Case ID: f-appx_371/html/0511-01.html
Source: Caselaw Access Project
Author: {"author": "\n      PER CURIAM: \n    ", "license": "Public Domain", "url": "https://static.case.law/"}
Date Created: 2024-08-24T03:29:51.129683

James D. HARPER, individually and on behalf of himself and all others similarly situated, Plaintiff-Petitioner v. AMERICAN AIRLINES, INC., Defendant-Respondent.
    No. 09-63
    Summary Calendar.
    United States Court of Appeals, Fifth Circuit.
    March 23, 2010.
    Theodore Carl Anderson, Kilgore & Kil-gore, P.L.L.C., Dallas, TX, for Plaintiff-Petitioner.
    Michael Vance Powell, Locke, Lord, Bis-sell & Liddell, L.L.P., Dallas, TX, for Defendant-Respondent.
    Before BENAVIDES, PRADO, and SOUTHWICK, Circuit Judges.
   PER CURIAM:

James D. Harper petitions under Federal Rule of Civil Procedure 23(f) and Federal Rule of Appellate Procedure 5 for permission to appeal the Northern District of Texas’s denial of his motion for class certification (the “Motion”). Because Harper filed his petition after Rule 23(f)’s fourteen day deadline passed, we dismiss.

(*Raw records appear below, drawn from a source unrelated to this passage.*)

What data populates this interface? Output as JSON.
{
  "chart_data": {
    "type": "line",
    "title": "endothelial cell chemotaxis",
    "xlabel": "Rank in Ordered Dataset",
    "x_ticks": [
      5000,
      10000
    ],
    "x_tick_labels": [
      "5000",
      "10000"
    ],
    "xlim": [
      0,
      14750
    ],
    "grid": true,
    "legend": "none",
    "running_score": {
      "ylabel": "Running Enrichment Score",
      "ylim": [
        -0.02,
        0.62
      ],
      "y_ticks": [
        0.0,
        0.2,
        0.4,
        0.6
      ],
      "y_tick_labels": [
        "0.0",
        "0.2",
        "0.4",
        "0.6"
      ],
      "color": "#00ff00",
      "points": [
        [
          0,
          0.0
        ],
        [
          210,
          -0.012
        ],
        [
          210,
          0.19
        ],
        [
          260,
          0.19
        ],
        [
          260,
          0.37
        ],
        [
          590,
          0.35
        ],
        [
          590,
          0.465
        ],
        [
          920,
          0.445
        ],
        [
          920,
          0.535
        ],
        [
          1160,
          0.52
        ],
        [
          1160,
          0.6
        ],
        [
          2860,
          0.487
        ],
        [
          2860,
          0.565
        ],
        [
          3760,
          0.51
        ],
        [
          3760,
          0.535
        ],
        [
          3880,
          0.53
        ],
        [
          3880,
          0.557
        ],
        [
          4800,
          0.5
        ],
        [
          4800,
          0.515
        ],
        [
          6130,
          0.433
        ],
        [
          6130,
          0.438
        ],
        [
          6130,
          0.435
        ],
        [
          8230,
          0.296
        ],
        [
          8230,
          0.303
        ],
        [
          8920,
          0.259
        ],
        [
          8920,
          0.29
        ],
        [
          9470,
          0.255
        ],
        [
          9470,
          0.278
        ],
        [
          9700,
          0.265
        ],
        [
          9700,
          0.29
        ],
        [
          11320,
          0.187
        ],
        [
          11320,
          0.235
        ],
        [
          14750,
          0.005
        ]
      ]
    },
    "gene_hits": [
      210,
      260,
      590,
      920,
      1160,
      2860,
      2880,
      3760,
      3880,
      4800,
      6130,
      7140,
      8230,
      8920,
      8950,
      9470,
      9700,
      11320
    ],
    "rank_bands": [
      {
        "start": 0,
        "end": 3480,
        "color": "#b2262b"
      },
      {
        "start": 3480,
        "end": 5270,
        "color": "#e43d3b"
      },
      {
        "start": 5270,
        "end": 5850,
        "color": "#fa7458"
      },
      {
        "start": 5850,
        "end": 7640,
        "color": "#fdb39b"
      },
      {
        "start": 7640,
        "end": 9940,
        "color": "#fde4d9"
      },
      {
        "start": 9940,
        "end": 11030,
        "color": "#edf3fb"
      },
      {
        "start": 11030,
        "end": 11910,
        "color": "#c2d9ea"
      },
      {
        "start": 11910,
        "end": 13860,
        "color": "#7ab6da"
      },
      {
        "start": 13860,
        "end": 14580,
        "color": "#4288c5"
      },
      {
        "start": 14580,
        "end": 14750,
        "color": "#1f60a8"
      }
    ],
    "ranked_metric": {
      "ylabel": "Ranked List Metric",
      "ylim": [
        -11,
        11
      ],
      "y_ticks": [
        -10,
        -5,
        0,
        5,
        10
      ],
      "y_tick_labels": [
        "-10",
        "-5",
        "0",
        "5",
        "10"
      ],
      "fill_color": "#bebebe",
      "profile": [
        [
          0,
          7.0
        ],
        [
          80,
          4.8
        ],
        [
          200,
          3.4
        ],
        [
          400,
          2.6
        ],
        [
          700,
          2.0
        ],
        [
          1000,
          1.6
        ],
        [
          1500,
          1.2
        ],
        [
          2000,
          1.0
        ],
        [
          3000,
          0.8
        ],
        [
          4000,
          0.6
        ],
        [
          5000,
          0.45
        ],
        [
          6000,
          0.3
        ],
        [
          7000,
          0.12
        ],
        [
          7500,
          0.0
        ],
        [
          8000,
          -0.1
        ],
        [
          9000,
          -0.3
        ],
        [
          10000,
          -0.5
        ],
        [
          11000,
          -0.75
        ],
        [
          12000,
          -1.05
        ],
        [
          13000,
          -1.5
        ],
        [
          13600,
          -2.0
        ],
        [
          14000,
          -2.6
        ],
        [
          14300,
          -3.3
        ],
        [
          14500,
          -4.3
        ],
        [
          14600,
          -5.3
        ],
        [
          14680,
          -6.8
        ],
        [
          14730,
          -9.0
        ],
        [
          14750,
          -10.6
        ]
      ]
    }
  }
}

Rule 23(f) provides that we may permit an appeal only “if a petition for permission to appeal is filed with the circuit clerk within 14 days after the order is entered.” When calculating the deadline, we must “count every day, including intermediate Saturdays, Sundays, and legal holidays.” Fed.R.Civ.P. 6(a)(1)(B). The district court entered its order on December 16, 2009 and Harper’s petition was filed with the circuit clerk on December 31, 2009. Therefore, Harper’s petition was untimely.

We have previously held that Rule 23(f)’s deadline for filing a petition to permit appeal is jurisdictional. McNamara v. Felderhof, 410 F.3d 277, 279-80 (5th Cir. 2005). As noted by other circuits, however, the Supreme Court’s decision in Eberhart v. United States, 546 U.S. 12, 126 S.Ct. 403, 163 L.Ed.2d 14 (2005) “casts doubt on the notion that the timeliness of notices of appeal generally is jurisdictional.” Carpenter v. Boeing, 456 F.3d 1183, 1190 n. 1 (10th Cir.2006) (citations omitted); see also Coco v. Incorporated Village of Belle Terre, New York, 448 F.3d 490, 491-92 (2d Cir.2006) (per curiam) (discussing Eberhart’s effect on whether the timeliness of a petition under Rule 23(f) is jurisdictional).

However, it is abundantly clear that whether or not the timeliness requirement is jurisdictional, it is “strict and mandatory.” Gutierrez v. Johnson & Johnson, 523 F.3d 187, 192 (3d Cir.2008) (citing Jenkins v. BellSouth Corp., 491 F.3d 1288, 1290 (11th Cir.2007)); see also Coco, 448 F.3d at 491-92 (finding that if Rule 23(f) “is a claim-processing rule, it is quite clearly an ‘inflexible one’ ”). We cannot alter the rules simply because Harper missed the deadline by one day or did not realize that the new rules had taken effect. Accordingly, we dismiss Harper’s petition.

DISMISSED. 
      
       Pursuant to 5th Cir. R. 47.5, the Court has determined that this opinion should not be published and is not precedent except under the limited circumstances set forth in 5th Cir. R. 47.5.4.
     
      
      . The district court denied Harper's motion to declare the Motion timely and granted American Airlines, Inc.’s ("AA”) motion to strike the Motion. AA argues that the district court's order was not an "order granting or denying class-action certification” under Rule 23(f). Because Harper's petition was untimely, we do not reach this argument.
     
      
      . Rules 23(0 and 6(a)(1)(B) were amended effective December 1, 2009 to provide for a fourteen day deadline including Saturdays, Sundays, and legal holidays. The old rules imposed a ten day deadline, excluding Saturdays, Sundays, and legal holidays. Because December 25, 2009 was a legal holiday, the deadline would have been December 31, 2009 under the old rules. Harper argues that because the Supreme Court granted discretion, pursuant to 28 U.S.C. § 2074(a), for courts to apply the new rules to pending cases as "just and practicable,” that we should apply the old rules to his case. However, his argument is not persuasive. A simple change in the calculation of an appellate deadline is not a rule for which we must provide a grace period for litigants to adjust, and the new rules were in place when the district court entered its order on December 16, 2009. Therefore, it is "just and practicable" to apply the new mies. See United Indus., Inc. v. Simon-Hartley, Ltd., 91 F.3d 762, 766 n. 8 (5th Cir. 1996) (finding application of new rules just and practicable where there was no legitimate reason for applying the old rules).